Nancy Eleanor Hutchens was fearless. She could jump higher, run faster, and fight better than any person I ever met. She was the only girl I ever knew who owned plastic army men. She had no time for Easy-Bake Oven sissy stuff. Her room had no Precious Moments figurines on the bureau. There were no silly “Love is . . .” posters on her walls. She owned one dress reserved for church and weddings. She once said that girls who take Home Economics should be boiled in their own Rice-a-Roni.
Yeah, Nancy Elanor Hutchens was a tough kid and if she knew I printed her middle name in this article, she would likely feed me a knuckle sandwich for lunch.
Did I mention that Nancy Eleanor Hutchens is now a surgeon in Chicago, Illinois, is married to Dr. Bob Hamilton, and has three children: Virginia, Conrad, and Little Eleanor?
Todd Ashley was the epitome of a nerd. He was tall, gangly, owned a pocket protector for each day of the week, owned a calculator when the rest of us were still counting on our fingers, and religiously watched Star Trek every afternoon. At recess, he proved over and over that others would hit a guy wearing glasses.
Did I mention that Todd Ashley is now an electrical engineer and teaches Saturday classes at his own karate studio in Raleigh, North Carolina?
C.E. Barkley could tell a joke like nobody else. He was the classic class clown. He could weave a tale as intricate and exciting as an Amish quilt. He played practical jokes throughout his middle school years. He was hilarious. Needless to say, Principal Spraggs found C.E.’s punch lines anything but hilarious. C.E. failed the seventh grade.
Did I mention that C.E. Barkly is presently a history professor at Longwood University?
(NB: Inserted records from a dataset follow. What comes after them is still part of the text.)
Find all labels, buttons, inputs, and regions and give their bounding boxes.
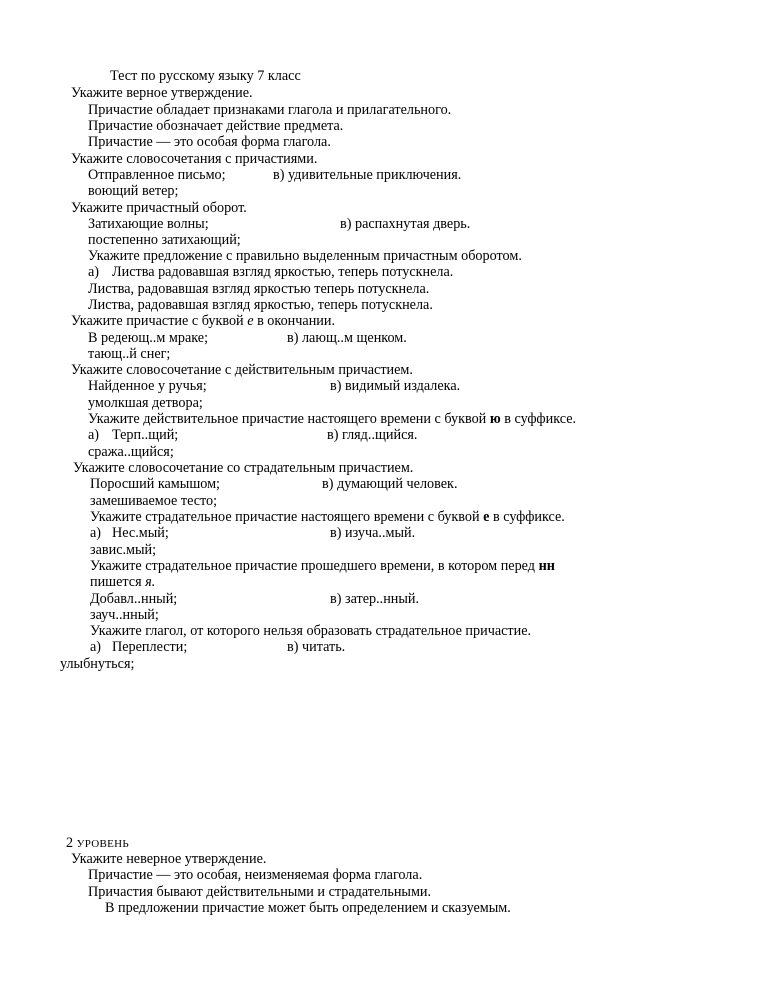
question-8: Укажите словосочетание со страдательным причастием. xyxy=(73,460,414,476)
question-6: Укажите словосочетание с действительным причастием. xyxy=(71,362,413,378)
q3-option-v: в) распахнутая дверь. xyxy=(340,216,471,232)
page-title: Тест по русскому языку 7 класс xyxy=(110,68,301,84)
question-11: Укажите глагол, от которого нельзя образовать страдательное причастие. xyxy=(90,623,532,639)
q6-option-b: умолкшая детвора; xyxy=(88,395,203,411)
q5-option-b: тающ..й снег; xyxy=(88,346,171,362)
q11-option-v: в) читать. xyxy=(287,639,346,655)
q9-option-b: завис.мый; xyxy=(90,542,157,558)
l2-q1-option-b: Причастия бывают действительными и страдательными. xyxy=(88,884,432,900)
q3-option-a: Затихающие волны; xyxy=(88,216,209,232)
question-10-line2: пишется я. xyxy=(90,574,156,590)
level-label: УРОВЕНЬ xyxy=(76,838,130,850)
question-7: Укажите действительное причастие настоящего времени с буквой ю в суффиксе. xyxy=(88,411,577,427)
l2-q1-option-c: В предложении причастие может быть определением и сказуемым. xyxy=(105,900,511,916)
q6-option-a: Найденное у ручья; xyxy=(88,378,207,394)
q1-option-a: Причастие обладает признаками глагола и прилагательного. xyxy=(88,102,452,118)
q10-option-v: в) затер..нный. xyxy=(330,591,420,607)
q8-option-b: замешиваемое тесто; xyxy=(90,493,218,509)
q10-option-a: Добавл..нный; xyxy=(90,591,178,607)
q1-option-c: Причастие — это особая форма глагола. xyxy=(88,134,331,150)
q9-option-v: в) изуча..мый. xyxy=(330,525,416,541)
question-3: Укажите причастный оборот. xyxy=(71,200,247,216)
letter-e: е xyxy=(247,313,254,329)
q10-option-b: зауч..нный; xyxy=(90,607,159,623)
q7-option-v: в) гляд..щийся. xyxy=(327,427,418,443)
q8-option-a: Поросший камышом; xyxy=(90,476,220,492)
q4-option-a-marker: а) xyxy=(88,264,100,280)
q2-option-a: Отправленное письмо; xyxy=(88,167,226,183)
letter-ya: я. xyxy=(145,574,156,590)
q5-option-v: в) лающ..м щенком. xyxy=(287,330,407,346)
q3-option-b: постепенно затихающий; xyxy=(88,232,241,248)
q2-option-v: в) удивительные приключения. xyxy=(273,167,462,183)
q11-option-b: улыбнуться; xyxy=(60,656,135,672)
letters-nn: нн xyxy=(538,558,555,574)
letter-e-bold: е xyxy=(483,509,490,525)
q11-option-a-marker: а) xyxy=(90,639,102,655)
question-1: Укажите верное утверждение. xyxy=(71,85,253,101)
q2-option-b: воющий ветер; xyxy=(88,183,179,199)
l2-question-1: Укажите неверное утверждение. xyxy=(71,851,267,867)
question-2: Укажите словосочетания с причастиями. xyxy=(71,151,318,167)
q9-option-a-marker: а) xyxy=(90,525,102,541)
q8-option-v: в) думающий человек. xyxy=(322,476,458,492)
level-number: 2 xyxy=(66,835,74,851)
question-9: Укажите страдательное причастие настоящего времени с буквой е в суффиксе. xyxy=(90,509,565,525)
q11-option-a: Переплести; xyxy=(112,639,188,655)
q6-option-v: в) видимый издалека. xyxy=(330,378,461,394)
q4-option-a: Листва радовавшая взгляд яркостью, теперь потускнела. xyxy=(112,264,454,280)
q9-option-a: Нес.мый; xyxy=(112,525,169,541)
q7-option-b: сража..щийся; xyxy=(88,444,174,460)
l2-q1-option-a: Причастие — это особая, неизменяемая форма глагола. xyxy=(88,867,423,883)
q7-option-a: Терп..щий; xyxy=(112,427,179,443)
question-10: Укажите страдательное причастие прошедшего времени, в котором перед нн xyxy=(90,558,555,574)
q4-option-b: Листва, радовавшая взгляд яркостью теперь потускнела. xyxy=(88,281,430,297)
q1-option-b: Причастие обозначает действие предмета. xyxy=(88,118,344,134)
q5-option-a: В редеющ..м мраке; xyxy=(88,330,209,346)
level-2-heading xyxy=(66,835,129,852)
q7-option-a-marker: а) xyxy=(88,427,100,443)
q4-option-v: Листва, радовавшая взгляд яркостью, теперь потускнела. xyxy=(88,297,433,313)
letter-yu: ю xyxy=(489,411,501,427)
question-4: Укажите предложение с правильно выделенным причастным оборотом. xyxy=(88,248,522,264)
question-5: Укажите причастие с буквой е в окончании. xyxy=(71,313,336,329)
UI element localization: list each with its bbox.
Nancy Eleanor Hutchens, Todd Ashley, and C.E. Barkley never had a chance. Many of us never had a chance. We never had a chance to fail after we were given the chance to succeed. For all the misfits who pretended to be tough, or the weak ones who lacked the survival tactics to combat bullies at recess, or the class clowns who never knew when to end the joke, there was a special teacher who pointed us in the right direction and gave us the encouragement that inevitably lead to our personal successes.
For Nancy Eleanor Hutchens, it was Miss Marple, her biology teacher, who introduced Nancy to the wonderful world of anatomy/physiology. That unit on frog dissection changed her life. Like I said, she was fearless and ended up helping some of the more squeamish Junior Varsity football players dissect their amphibians. Miss Marple saw Nancy’s potential and sparked an interest of science in the heart of a young girl who otherwise would have become a professional wrestler instead of a successful surgeon.
For Todd Ashley, it was Coach Sherman who helped him learn basic self-defense tactics. He actually attended the grand opening of Todd’s karate school. During an exhibition match, Todd landed Coach Sherman on the mat. Coach was a little shaken up, but was honored all the same.
After C.E. Barkley’s unimpressive results in the seventh grade, it was Mr. Thompson, his eighth grade history teacher, who decided C.E’s ability to enhance the telling of a story with humorous anecdotes was a wonderful way of conveying historical events. Suddenly C.E. was putting his jokes and jabs to use and excelling in history.
The doors of the high school closed behind me many years ago. Looking back, there are things I would do again, things I would have never done, things of which I should have done less and those things of which I should have done more. As time passes, it does seem the bad memories fade and the happier ones remain.
When it is all said and done, it is the teachers and the administration we think back on with such fond memories. From the strict English teacher we hated because she made us cross our T’s and dot our I’s to the coach who made us push ourselves a little harder each day to improve our time on the mile run. From the literature teacher who made us read that stupid classic to the mathematics teacher who made us conquer fractions when we thought our heads were going to explode. We despised them years ago, but isn’t it funny how today, we can read and write and endure physical activity and know that four quarters make a dollar.
For all you seniors who have adorned caps and gowns and tried to keep in step to “Pomp and Circumstance” as you walked across the football field to receive your diplomas, I commend you for all your hard work, but also implore you to never forget those people who changed your lives in ways you may not know until later.
To all you seniors, I wish you the best of luck. To all our teachers, thank you.